Besin alerjisi belirtileri nelerdir?
Ağızda karıncalanma-yanma hissi, ağız ve boğazda şişme, ciltte kızarıklık kaşıntı-kabartılar, gözlerde kaşıntı gibi daha sınırlı belirtler olabildiği gibi. Kusma, karın ağrısı, ishal, burun akıntısı-burun tıkanıklığı, göğüste tekrarlayan hırıltılar, öksürük, nefes almada zorluk gibi daha yaygın belirtler de ortaya çıkabilir. Hatta çok alerjik bireylerde bazen kan basıncında düşme, bilinç kaybı ile seyreden çok yagın tepkiler ve çok nadiren ölüm bile olabilir. Tipik olarak, kişi allerjik olduğu besini aldıktan sonraki dakikalar veya bir kaç saat içinde belirtiler ortaya çıkar.
Besin alerjilerinde tanı
Besin alerjilerinde tanı genellikle öykü ve gözleme dayalı olarak konur.
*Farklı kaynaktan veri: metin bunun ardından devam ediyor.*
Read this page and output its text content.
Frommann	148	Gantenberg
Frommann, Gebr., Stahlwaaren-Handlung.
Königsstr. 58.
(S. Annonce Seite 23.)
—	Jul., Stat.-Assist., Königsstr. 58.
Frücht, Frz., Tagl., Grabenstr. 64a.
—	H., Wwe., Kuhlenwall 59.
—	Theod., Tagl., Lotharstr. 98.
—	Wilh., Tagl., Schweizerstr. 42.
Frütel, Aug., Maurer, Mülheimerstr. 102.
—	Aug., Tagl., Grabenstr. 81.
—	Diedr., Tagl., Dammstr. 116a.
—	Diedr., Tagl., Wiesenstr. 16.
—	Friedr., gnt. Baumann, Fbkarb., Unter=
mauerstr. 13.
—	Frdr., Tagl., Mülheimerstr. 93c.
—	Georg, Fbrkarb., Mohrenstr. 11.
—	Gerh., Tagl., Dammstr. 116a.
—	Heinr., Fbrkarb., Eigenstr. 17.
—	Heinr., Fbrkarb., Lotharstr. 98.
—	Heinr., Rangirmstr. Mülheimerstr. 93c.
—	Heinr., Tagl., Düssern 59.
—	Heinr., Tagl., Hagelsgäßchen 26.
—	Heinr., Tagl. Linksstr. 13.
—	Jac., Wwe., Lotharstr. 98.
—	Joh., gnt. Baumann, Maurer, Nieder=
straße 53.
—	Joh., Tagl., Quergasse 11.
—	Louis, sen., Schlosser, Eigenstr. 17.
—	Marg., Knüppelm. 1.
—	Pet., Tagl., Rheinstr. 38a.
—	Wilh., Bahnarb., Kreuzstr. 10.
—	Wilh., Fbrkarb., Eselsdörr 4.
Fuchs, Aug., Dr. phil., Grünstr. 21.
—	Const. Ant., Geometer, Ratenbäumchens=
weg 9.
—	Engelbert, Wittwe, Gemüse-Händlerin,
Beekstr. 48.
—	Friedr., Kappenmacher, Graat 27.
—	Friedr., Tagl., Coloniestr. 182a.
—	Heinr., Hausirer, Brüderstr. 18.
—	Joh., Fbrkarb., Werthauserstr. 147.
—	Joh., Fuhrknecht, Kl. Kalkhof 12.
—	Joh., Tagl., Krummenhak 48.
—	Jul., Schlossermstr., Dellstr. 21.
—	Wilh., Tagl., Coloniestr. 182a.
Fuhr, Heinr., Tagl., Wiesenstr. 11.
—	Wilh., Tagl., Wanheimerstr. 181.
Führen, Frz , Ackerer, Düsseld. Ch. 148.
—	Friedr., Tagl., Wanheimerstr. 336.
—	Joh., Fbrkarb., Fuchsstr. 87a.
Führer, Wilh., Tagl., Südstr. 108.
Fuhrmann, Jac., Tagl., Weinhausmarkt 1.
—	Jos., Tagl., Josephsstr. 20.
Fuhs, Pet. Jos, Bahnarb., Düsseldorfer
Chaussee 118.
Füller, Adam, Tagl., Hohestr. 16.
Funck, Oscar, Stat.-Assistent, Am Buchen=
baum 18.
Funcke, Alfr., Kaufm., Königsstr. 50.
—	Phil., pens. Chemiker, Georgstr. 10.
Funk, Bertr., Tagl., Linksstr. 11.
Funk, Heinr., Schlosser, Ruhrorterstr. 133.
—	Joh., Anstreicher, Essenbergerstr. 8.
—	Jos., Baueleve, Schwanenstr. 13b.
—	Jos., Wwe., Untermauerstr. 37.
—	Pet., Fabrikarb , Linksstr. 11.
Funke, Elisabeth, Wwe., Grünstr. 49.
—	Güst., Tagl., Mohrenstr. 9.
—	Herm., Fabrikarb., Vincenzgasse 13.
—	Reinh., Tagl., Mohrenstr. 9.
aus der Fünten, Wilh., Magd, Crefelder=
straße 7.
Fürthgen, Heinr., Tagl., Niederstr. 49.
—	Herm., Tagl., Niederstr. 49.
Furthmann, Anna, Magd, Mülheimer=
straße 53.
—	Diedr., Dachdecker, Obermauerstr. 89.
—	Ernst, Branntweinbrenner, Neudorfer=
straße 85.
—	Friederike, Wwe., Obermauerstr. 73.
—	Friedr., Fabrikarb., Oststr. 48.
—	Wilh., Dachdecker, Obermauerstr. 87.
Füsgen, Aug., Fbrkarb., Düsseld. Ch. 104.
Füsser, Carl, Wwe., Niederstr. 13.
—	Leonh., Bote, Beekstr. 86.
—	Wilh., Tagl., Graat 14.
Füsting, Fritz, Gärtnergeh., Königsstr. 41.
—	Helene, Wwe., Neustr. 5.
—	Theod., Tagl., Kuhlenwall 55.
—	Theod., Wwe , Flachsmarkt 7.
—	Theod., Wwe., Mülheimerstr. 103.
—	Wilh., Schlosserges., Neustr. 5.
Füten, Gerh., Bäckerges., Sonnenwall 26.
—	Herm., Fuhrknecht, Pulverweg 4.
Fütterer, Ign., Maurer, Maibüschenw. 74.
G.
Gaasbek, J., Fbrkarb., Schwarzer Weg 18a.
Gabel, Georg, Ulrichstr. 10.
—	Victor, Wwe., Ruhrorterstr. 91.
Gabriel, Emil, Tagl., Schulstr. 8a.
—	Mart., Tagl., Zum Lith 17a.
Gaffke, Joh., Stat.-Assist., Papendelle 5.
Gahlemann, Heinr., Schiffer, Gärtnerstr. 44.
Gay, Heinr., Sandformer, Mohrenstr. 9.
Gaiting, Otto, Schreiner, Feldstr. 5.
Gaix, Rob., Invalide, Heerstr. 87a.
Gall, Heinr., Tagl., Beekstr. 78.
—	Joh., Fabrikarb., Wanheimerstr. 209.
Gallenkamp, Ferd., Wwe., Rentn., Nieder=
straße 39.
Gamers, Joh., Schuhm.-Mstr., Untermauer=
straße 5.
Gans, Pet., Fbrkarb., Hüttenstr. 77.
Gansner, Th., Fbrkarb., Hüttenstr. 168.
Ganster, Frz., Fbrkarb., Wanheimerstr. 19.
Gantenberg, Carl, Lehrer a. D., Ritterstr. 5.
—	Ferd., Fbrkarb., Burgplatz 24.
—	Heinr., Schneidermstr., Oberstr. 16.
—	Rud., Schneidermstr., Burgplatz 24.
Kanda şüphelenilen besine özgü Ig E tipinde antikorlar araştırılabilir. 2 yaşın altında deri testiyle alerji tespiti çok güvenilir olmadığı gibi, test sırasında da ciddi reaksiyonlara yol açabilir. Genelde şüphelenilen gıdanın kısa süreli kesilmesi ile belirtlierin azalması ve takiben tekrar verildiğinde şikyetlerin artması, pratik olarak evde ebeveynlerin de uygulayabildiği bir tanı yöntemi olarak kabul edilebilir.
Besin alerjilerinin önlenmesi ve tedavisi
Özellikle de alerjisi olan ailelerin bebeklerine en erken öneri kesinlikle ilk 6 ay bebeklerini sadece anne sütüyle beslemeleridir. Risk olan ailelerde annenin aşırı kuru yemiş yemesi, kabuklu deniz ürünlerini fazla tüketmesi de önlenmelidir. Riskli bebeklerde katı gıdalara 6 aydan önce kesinlikle başlanmamalı, yine balık ve kabuklu deniz ürünleri diyete 2-3 yaştan önce sokulmamalıdır.
Çok aşırı gazlı ve ağlayan bebekler, yüzlerinde devamlı aşırı kızarıklık ve pullanma olan , kafasında konak olan bebekler, hatta bazen sebebi açıklanamayan inatçı bir burun tıkanıklığı bile bu gizli buz dağının sadece görünen kısmı olabilirler. Böyle bebeklerde inek sütü alerjisi araştırılabilir, bulunduğu takdirde inek sütü ve inek sütü içeren besinlerin bebeğin diyetinden, bebek sadece anne sütüyle besleniyorsa annenin diyetinden çıkarmak tedavi için yeterli olacaktır. Diğer besin alerjileri için de bazen annenin diyetinden suçlu besinin çıkarılması gerekmektedir. Bazı özel durumlarda alerji yapma özellikleri azaltılmış mamalar da tedavide kullanılabilir. İnek sütü alerjisinin erken tanınması hastalığın gizli gizli ilerlemesini, daha ciddi belirtilere yol açmasını önler. Genellikle sıkı bir diyetle %80’inde 3 yaş civarı kaybolur.